Friday 13 January 2012

The day Jesus kissed my hand

I don’t have a very good memory.  Some days I actually have concern for my lack of memory skills and if it wasn’t for my daughter acting as my vocal to-do list and regular reminder of what it is I am doing, or where it is I am going, I would be lost.
But there are a few moments in time which are etched in my memory, permanent God carved moments.  A reminder for those faithless, dry days, that God's Word is alive and active, that God is in the obscure, the small, the unexpected and isn’t always or mostly in the big and obvious places.
This January freeze we’re having right now, this cold stinging wind, it brings me back to one of these moments and I remember the day Jesus kissed my hand.
It was a January day three or four years ago, much like the ones we’ve had lately, but colder.  So cold.  Sunny January day, the raw wind blowing, biting, cutting, freezing everything in its path rock hard and instantly.
I travelled to the city to bring my daughter to gymnastics training.  After dropping her off I headed to the grocery store downtown – a necessary stop while in the city.  Stepping out of the car, the icy air cut my lungs sharp and I raced toward the store, beaconing in the dim of dusk and offering warmth.
As I approached, my eyes met those of a man sitting on a bench near the store’s entrance.  He was dressed in brown, shabby, dirty clothes ripped and ragged.  His russet and wrinkled hands, clothed in red gloves with cut-off fingers, clung to a jar he was holding out.  His face was weathered and worn and a wiry beard pierced through deep wrinkles and hung, stiff and grey and braided to a point.
As his eyes met mine, shamefully and quietly he asked, “Can you help me ma’am?”.  Shamefully and quickly I mumbled, “Sorry” and lowered my face to my chest as I walked through the doors of the store, relieved by the sudden blast of heat.
Before my shivering body could absorb the warmth, my heart was cut.  That sword.  The one that separates bone from marrow, cut piercingly through my heart - “I was hungry and you gave me nothing to eat. - and stopped me suddenly with a gasp.  Came from nowhere and stopped me cold.  I’d heard the Spirit could do that, but in these infant days of my Christianity, I had never really experienced it.  Until now.
“Oh LORD!”  Forgive me!” I wailed in my thoughts.  “What do you want me to do?
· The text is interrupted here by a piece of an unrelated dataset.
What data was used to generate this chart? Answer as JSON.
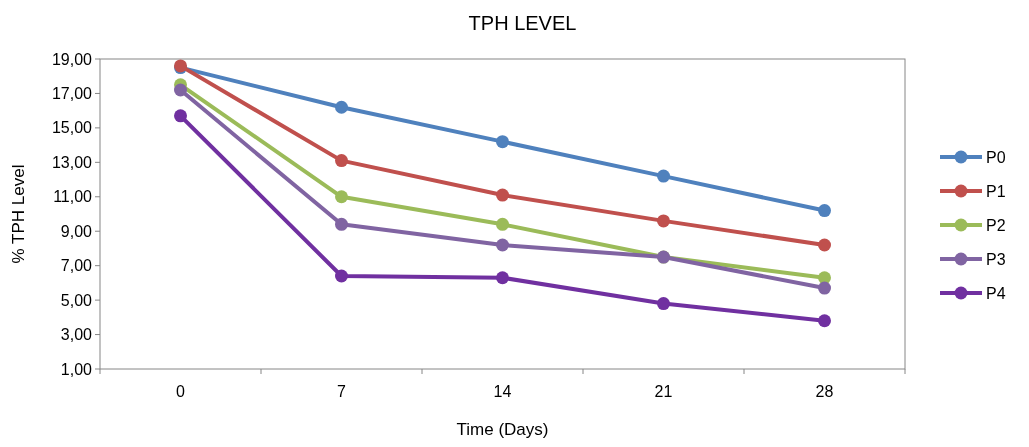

I can’t give him money, what if he drinks it away?”  I decided to get him some food.
Hurriedly, I made my way through the store, praying the Lord would keep him there until I could get back out, trying to think of what would be helpful to this man.  Was he homeless?  Did he have a place where he could he prepare food?  Did he have a can opener?  Did he have a knife? Oh the things we take for granted!  I put in the shopping cart bananas, chocolate milk, bread, peanut butter, granola bars, oatmeal cookies, sandwich meats and some other items I thought might be hearty, warming and somewhat healthy.  I grabbed a few necessities for my own house and quickly went to the check-out and made my way outside hoping to see this man again.
He was still there.  Thank you, Lord! I breathed with relief.   As I pushed my cart up to him he gestured me to sit down.  I nervously took the bags of food and placed them on the bench beside him.  He looked confused.
“These are for you”, I said quietly, my voice shaking, afraid of what I do not know, “Food for you.”
My nostrils caught the icy air now filled with the warm sour aroma of alcohol from his breath.  His gentle eyes, they looked deep into mine as he took my hands, cold and exposed in the arctic evening air, and put them between his hands.  “It’s too cold for you to have nothing on your hands.  Do you have any gloves?” were his words to me.
Then he took my hand, brought it to his lips and gently kissed it.  As he did his tired, gentle eyes looked into mine and he said, “May God bless you.”
A moment frozen in time.  Etched, engraved forever into my mind.  My soul, rocked to the core.  Humbled.
Suddenly the air didn’t seem so bitter.  Dazed in unbelief at what just happened, I slowly made my way back to the car.  As I drove away in the January darkness, I glanced at the bench by the store entrance, but I couldn’t see him through the tears that now filled my eyes and poured down my cheeks, thawing my frozen face.
These words of Jesus came to life that day.  These sanctifying words of life burned deep as I saw their truth with my own eyes:
And the King will answer them, “Truly I say to you, as you did it to one of the least of these, my brothers, you did it to me.”  Matt. 25:40
May I never forget.  May I never again turn away.

1 Comments:

At 16 January 2012 at 22:04 , Blogger Amy Sullivan said...

Stephanie,
Thanks for leaving the link back at my place. I always love to read stories of how God tosses us out of our comfort zones and into His place of living.